Dat de brandweer nog een kwaliteitsslag moet maken als het gaat om een betrouwbare informatievoorziening is geen geheim. Dat heeft de minister van Justitie en Veiligheid ook al kenbaar gemaakt aan de Tweede Kamer. Nu rijst de vraag hoeveel (majeure) incidenten met gevaarlijke stoffen er op jaarbasis plaatsvinden en of de brandweer daarbij adequaat en doeltreffend, maar vooral ook veilig kan ingrijpen. Het bestrijden van incidenten met gevaarlijke stoffen is immers een van de vier kerntaken van de brandweer. Het Veiligheidsberaad heeft  begin 2019 de minister verzocht om de veiligheidsregio’s de ruimte te geven om de doorontwikkeling van het specialisme incidentbestrijding gevaarlijke stoffen (IBGS) verder vorm te geven, vooruitlopend op de aanpassing van de regelgeving hieromtrent.

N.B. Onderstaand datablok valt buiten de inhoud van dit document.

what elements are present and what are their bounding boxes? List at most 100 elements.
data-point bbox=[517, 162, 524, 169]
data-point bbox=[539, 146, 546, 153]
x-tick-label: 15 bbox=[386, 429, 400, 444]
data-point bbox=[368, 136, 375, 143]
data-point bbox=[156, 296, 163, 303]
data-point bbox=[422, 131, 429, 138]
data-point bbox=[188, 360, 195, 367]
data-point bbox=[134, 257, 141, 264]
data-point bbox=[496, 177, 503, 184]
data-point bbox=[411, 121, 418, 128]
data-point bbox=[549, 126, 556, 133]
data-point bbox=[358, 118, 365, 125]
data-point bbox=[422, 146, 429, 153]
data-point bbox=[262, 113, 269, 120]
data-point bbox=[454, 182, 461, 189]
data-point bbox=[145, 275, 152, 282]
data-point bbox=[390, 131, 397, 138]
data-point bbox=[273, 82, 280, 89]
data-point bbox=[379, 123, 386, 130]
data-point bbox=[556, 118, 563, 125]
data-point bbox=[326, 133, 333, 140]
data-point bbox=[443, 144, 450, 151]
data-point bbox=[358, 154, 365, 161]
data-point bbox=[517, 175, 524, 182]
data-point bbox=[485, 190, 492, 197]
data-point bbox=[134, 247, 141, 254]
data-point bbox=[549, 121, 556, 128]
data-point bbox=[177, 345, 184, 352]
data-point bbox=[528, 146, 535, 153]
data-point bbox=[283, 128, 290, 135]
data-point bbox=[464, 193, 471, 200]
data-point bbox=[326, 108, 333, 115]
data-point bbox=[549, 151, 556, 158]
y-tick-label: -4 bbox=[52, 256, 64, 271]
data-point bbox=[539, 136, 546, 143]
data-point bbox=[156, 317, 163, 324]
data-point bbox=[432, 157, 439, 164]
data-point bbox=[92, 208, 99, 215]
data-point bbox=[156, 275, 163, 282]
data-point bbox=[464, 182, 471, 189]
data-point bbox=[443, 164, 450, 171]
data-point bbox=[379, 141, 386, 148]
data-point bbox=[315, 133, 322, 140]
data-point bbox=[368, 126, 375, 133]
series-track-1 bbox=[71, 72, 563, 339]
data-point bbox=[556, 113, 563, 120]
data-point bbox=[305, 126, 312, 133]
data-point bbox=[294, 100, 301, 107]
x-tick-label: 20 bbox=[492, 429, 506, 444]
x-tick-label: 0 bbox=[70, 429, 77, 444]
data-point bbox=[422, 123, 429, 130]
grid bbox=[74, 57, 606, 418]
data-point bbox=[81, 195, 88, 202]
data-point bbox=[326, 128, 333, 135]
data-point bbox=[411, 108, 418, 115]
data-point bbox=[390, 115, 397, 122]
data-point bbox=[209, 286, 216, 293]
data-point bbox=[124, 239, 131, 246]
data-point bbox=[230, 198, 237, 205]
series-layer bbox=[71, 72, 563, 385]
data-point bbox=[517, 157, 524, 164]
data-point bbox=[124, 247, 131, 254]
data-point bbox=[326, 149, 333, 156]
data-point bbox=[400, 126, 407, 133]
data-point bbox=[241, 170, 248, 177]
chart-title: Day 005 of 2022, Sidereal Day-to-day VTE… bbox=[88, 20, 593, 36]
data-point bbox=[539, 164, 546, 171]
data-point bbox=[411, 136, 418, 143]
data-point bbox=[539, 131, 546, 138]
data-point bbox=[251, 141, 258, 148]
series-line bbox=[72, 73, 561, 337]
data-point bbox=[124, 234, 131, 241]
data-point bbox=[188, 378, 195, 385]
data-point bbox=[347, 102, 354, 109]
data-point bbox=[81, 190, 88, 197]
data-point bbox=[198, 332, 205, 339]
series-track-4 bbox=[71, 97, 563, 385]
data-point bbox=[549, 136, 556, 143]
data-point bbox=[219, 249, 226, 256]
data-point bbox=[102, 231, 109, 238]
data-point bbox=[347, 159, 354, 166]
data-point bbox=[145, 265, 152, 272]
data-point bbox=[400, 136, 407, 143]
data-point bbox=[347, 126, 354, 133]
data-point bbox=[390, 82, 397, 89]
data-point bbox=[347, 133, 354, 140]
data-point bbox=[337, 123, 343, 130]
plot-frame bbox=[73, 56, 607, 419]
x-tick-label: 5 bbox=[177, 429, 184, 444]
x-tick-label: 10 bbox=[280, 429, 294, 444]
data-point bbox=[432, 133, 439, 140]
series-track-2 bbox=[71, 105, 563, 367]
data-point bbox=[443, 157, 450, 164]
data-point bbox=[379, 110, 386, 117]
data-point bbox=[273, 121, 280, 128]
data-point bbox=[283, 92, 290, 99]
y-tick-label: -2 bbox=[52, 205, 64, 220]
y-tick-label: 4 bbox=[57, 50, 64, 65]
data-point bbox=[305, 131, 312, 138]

Daaropvolgend heeft de toenmalig minister van Justitie en Veiligheid bij brief van 26 juli 2019 het Veiligheidsberaad verzocht een kwalitatieve evaluatierapportage met de bevindingen en de stand van zaken van de doorontwikkeling IBGS op te leveren. Hierin kunnen ook de meerjarencijfers van zowel de voorbereiding als de inzet bij incidenten met gevaarlijke stoffen worden meegenomen om de effecten van de visie op IBGS duidelijker te maken. De minister vroeg ook de Inspectie JenV om mee te kijken bij de implementatie en evaluatie van de doorontwikkeling van IBGS in de regio’s.

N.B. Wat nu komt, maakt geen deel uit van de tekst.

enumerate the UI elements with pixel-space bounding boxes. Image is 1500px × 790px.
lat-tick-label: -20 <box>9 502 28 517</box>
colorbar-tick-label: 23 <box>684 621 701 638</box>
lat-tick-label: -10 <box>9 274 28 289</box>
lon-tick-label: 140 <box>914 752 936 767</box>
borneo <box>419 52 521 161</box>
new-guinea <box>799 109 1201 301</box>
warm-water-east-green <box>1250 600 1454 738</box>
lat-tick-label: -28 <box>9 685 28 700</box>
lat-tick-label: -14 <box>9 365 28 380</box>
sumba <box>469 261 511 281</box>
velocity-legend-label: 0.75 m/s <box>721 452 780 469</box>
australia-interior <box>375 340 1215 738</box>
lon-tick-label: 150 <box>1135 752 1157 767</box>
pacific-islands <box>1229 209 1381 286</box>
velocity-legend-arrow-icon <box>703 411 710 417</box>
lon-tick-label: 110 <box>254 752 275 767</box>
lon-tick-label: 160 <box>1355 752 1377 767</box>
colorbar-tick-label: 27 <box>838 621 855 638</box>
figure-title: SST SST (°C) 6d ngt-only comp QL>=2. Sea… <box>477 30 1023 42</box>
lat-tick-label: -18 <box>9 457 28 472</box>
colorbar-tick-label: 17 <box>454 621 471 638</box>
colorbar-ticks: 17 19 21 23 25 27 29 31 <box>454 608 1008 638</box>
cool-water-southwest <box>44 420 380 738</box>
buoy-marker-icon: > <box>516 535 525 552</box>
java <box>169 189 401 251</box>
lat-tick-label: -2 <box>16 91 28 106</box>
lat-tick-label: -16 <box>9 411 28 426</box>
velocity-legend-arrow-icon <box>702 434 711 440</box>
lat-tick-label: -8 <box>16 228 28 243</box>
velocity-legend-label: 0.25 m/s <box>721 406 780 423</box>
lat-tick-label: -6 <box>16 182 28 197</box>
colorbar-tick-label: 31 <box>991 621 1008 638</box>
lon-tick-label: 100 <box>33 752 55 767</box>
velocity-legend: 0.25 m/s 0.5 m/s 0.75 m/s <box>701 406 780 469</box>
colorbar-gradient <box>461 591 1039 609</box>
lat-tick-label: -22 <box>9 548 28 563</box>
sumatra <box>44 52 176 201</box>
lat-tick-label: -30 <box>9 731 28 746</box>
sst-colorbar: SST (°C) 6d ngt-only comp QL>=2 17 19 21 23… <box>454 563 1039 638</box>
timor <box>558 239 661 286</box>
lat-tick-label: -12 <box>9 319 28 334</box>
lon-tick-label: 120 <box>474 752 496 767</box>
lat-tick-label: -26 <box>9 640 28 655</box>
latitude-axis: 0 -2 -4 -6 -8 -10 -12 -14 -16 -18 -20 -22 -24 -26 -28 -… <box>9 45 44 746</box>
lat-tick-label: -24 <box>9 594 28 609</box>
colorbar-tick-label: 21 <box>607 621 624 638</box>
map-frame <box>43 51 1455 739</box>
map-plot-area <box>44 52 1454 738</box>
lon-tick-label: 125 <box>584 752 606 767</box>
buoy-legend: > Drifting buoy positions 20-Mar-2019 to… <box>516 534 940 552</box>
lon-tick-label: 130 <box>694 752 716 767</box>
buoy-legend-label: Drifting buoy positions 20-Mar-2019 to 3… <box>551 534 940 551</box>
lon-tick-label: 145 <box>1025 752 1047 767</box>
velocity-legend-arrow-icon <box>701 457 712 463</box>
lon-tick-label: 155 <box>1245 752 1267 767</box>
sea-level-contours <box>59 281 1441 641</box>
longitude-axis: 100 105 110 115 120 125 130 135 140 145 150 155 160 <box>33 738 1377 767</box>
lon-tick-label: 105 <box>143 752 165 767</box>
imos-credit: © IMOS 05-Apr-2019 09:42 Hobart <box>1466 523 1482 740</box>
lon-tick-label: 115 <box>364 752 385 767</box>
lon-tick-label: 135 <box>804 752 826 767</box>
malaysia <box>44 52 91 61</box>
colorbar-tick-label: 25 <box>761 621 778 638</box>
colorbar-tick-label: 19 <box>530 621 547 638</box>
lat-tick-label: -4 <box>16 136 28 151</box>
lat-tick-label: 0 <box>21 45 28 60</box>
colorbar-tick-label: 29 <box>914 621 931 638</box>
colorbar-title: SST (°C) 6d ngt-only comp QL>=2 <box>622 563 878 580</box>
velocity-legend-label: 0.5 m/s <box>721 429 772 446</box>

De nieuwe minister van Justitie en Veiligheid geeft in een brief aan de Tweede Kamer aan dat uit de evaluatie van het Veiligheidsraad blijkt dat grote en majeure IBGS-incidenten minder dan 10 keer per jaar voorkomen en hierdoor slechts een klein aantal brandweermensen voldoende ervaring opdoet met majeure incidenten. De grote vraag is; onder welke omstandigheden is er eigenlijk sprake van ‘majeure’ incidenten? En hoe vaak komen deze voor in de dagelijkse praktijk? Wij tellen in één week 6 incidenten met gevaarlijke stoffen:

Het cruciale punt is dat de aard en omvang van incidenten met gevaarlijke stoffen door niemand valt te voorspellen. Dat geldt in gelijke mate voor andere incidenten zoals natuurbranden, overstromingen en pandemieën. Niets doen is geen optie. Maar welke maatregelen neem je dan wel? Is het verruimen van de wettelijke opkomsttijd van een specialistische eenheid van 30 minuten naar twee uur dan wel een goed idee? Sommige regiobesturen vinden dat wel een goed idee en hebben dat in hun dekkingsplan al vastgelegd en het ‘overtollige’ materieel en personeel afgevoerd.

Broos draagvlak
Of de gewenste doorontwikkeling om de bestrijding van majeure incidenten met gevaarlijke stoffen landelijk te organiseren ook daadwerkelijk leidt tot een effectievere en efficiëntere inzet die bovendien veiliger is voor hulpverleners en burgers, durven wij te betwijfelen. Het veronderstelde draagvlak voor deze ‘doorontwikkeling’ bij de vakorganisaties is er in elk geval nog niet. Niet omdat we tegen een efficiëntere en effectievere inzet van mensen en middelen zijn, maar omdat we nooit een antwoord hebben gekregen op onze vragen over de doorontwikkeling van het specialisme Incidentbestrijding Gevaarlijke Stoffen (IBGS). Evenmin zijn de uitkomsten van de ‘kwalitatieve evaluatie’ en de bevindingen van de Inspectie JenV kenbaar gemaakt, dan wel met ons gedeeld. Samen met het ontbreken van betrouwbare incidentstatistieken maakt dat het vertrouwen in de doorontwikkeling van IBGS wel heel erg broos. Ons uitgangspunt is om het brandweerpersoneel geen onnodige risico’s te laten lopen bij incidenten met gevaarlijk stoffen.